Sa diatribe contre Mann s'est conclue par une affirmation étonnante : « Il est important de le répéter : la théorie du réchauffement climatique de Mann est en décalage avec la plupart des idées scientifiques sur le sujet », a-t-il lancé avec véhémence.
Discours époustouflant
Ce discours était un véritable tour de force, digne de Broadway, et reste peut-être encore inégalé dans le débat sur le climat pour son élégance, son audace et son surréalisme.
"« Soyons clairs », tonna-t-il, « les alarmistes tentent de mettre en œuvre un programme de restriction énergétique qui contrevient aux valeurs américaines de liberté, de prospérité et de protection de l'environnement. Ces deux dernières heures, j'ai présenté des preuves irréfutables que le réchauffement climatique catastrophique est un canular. Cette conclusion s'appuie sur le travail minutieux des plus grands climatologues du pays. »

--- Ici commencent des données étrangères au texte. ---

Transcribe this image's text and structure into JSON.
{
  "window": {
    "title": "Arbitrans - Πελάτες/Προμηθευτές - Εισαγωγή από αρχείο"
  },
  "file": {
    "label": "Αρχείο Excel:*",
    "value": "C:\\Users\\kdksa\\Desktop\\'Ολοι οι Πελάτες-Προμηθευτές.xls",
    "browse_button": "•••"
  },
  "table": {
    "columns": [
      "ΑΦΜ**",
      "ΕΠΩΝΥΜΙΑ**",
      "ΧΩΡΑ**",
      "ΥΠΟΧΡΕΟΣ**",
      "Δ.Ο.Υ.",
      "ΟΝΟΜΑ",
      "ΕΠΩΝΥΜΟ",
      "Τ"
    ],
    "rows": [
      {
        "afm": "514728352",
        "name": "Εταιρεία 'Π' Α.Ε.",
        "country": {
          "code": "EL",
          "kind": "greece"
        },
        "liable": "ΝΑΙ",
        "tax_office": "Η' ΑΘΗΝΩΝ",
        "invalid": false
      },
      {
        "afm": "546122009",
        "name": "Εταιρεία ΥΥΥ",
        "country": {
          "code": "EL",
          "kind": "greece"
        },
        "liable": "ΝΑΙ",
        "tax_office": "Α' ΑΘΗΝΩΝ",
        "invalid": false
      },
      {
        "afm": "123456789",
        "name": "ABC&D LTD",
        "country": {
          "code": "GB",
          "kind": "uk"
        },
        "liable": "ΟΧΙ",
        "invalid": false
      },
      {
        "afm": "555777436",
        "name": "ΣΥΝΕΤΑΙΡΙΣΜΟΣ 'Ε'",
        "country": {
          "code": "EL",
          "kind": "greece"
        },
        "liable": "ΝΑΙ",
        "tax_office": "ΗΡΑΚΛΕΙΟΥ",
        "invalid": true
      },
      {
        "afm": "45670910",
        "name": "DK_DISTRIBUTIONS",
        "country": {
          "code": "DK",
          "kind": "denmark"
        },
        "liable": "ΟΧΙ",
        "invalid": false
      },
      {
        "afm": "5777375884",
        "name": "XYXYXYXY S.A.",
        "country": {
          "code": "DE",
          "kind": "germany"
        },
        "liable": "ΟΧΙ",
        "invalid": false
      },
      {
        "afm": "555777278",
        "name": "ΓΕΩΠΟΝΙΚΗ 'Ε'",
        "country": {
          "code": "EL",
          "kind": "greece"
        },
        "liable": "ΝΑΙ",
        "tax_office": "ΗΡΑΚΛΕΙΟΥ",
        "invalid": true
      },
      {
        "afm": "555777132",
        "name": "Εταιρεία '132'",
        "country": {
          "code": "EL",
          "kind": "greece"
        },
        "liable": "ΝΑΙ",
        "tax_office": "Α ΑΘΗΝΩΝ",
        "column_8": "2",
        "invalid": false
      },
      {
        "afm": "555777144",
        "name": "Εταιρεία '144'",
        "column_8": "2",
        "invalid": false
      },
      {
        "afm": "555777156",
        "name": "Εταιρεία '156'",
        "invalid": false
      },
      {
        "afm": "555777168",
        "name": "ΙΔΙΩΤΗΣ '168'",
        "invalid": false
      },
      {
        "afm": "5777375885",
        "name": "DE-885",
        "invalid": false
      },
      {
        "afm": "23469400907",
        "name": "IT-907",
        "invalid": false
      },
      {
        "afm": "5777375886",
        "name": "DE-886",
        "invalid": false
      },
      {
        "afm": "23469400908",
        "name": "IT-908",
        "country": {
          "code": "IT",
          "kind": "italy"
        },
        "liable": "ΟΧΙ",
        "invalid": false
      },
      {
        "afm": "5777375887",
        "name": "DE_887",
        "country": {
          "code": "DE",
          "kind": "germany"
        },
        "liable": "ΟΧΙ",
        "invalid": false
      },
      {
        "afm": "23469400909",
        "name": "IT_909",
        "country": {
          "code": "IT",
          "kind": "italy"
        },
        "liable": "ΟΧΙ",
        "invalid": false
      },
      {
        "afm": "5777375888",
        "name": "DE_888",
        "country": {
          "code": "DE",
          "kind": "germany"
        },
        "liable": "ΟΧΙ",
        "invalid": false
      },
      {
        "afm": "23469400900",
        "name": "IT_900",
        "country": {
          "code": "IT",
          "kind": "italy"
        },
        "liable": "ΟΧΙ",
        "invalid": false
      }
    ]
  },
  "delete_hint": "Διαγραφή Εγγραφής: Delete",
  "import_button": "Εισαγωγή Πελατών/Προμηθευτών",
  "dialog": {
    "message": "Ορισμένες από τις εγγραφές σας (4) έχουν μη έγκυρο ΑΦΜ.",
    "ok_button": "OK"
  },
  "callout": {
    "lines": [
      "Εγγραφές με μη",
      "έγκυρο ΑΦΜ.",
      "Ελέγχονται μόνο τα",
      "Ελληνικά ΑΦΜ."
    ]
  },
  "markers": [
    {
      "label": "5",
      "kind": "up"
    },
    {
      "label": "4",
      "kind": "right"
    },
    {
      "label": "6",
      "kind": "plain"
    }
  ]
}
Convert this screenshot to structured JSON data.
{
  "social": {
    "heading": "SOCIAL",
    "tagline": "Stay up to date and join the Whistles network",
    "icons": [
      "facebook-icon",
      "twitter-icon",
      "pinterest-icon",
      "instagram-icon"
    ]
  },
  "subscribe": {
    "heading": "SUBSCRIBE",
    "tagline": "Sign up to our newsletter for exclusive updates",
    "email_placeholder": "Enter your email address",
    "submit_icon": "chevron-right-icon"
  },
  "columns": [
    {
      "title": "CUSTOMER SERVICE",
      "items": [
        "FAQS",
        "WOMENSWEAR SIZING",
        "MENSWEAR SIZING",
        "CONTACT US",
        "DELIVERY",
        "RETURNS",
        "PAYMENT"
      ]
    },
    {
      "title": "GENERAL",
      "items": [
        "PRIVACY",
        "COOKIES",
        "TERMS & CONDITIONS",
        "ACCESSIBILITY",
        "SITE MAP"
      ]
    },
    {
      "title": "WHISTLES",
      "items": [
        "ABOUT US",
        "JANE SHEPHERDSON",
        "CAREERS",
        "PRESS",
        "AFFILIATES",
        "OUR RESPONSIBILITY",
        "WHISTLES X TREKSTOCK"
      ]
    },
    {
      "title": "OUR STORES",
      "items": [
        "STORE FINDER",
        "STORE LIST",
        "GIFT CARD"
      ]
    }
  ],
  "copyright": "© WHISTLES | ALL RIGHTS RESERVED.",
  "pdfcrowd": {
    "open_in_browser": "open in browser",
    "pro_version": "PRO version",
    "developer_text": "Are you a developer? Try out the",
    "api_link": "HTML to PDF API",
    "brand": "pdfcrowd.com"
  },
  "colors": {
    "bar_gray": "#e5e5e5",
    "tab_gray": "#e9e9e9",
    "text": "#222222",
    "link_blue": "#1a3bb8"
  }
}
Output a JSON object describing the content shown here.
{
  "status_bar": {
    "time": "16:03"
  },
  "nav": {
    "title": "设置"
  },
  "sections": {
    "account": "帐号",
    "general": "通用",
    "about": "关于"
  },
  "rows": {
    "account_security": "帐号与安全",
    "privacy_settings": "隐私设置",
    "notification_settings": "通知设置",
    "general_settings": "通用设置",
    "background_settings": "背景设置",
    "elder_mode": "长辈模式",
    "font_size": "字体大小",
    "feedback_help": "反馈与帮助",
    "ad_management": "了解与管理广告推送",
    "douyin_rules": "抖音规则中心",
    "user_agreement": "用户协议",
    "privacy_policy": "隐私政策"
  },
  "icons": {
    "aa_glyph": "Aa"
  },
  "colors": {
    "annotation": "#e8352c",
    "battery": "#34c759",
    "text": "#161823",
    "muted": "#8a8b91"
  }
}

Il a déclaré que ses scientifiques avaient démontré que le changement climatique n'était qu'une variabilité naturelle, qu'il n'y avait eu « aucun réchauffement significatif » et que les modèles climatiques étaient très imparfaits.
Il a ensuite cité les noms de ces scientifiques : le Dr S. Fred Singer, le Dr Richard Lindzen et le Dr David Wojick, mêlant habilement leurs qualifications à celles de chercheurs respectés en climatologie pour donner plus de poids à son discours.
Appeler aux armes
Le discours était un appel aux armes et les climatosceptiques dans le US et de la UK serait galvanisé par sa puissance et son imagination débordante.
Il s'exclama, agacé : « Avec toute cette hystérie, toute cette peur, toute cette pseudo-science, se pourrait-il que le réchauffement climatique d'origine humaine soit la plus grande supercherie jamais perpétrée contre le peuple américain ? On dirait bien ! »
Mann lui-même a exprimé son appréciation pour la théâtralité tragi-comique du discours d'Inhofe.
"Personnellement, j’ai pensé que M. Inhofe nous faisait, à mes collègues et à moi, un immense compliment », a écrit Mann dans son récit des guerres climatiques.
"Après tout, si des milliers de climatologues très opiniâtres et souvent acariâtres avaient effectivement conspiré non seulement pour coordonner une supercherie aussi élaborée, mais aussi pour faire en sorte que les calottes glaciaires, le niveau de la mer et les températures océaniques y participent, nous étions certainement un groupe bien plus impressionnant que quiconque ne l'avait jamais reconnu.
Quoi que Mann insinue, Inhofe n'est pas dupe. Selon le Center for Responsive Politics, au cours des cinq années précédant 2006, il a reçu 40 000 $ de Koch Industries, directement et indirectement, un total de 452 108 $ de l'industrie pétrolière et gazière, 384 643 $ des compagnies d'électricité et 245 724 $ supplémentaires de lobbyistes.
Prochainement dans le DéSmog UK Dans cette série historique épique, nous nous intéressons à la publication climatosceptique de Julian Morris, financée par ExxonMobil : S'adapter ou mourir.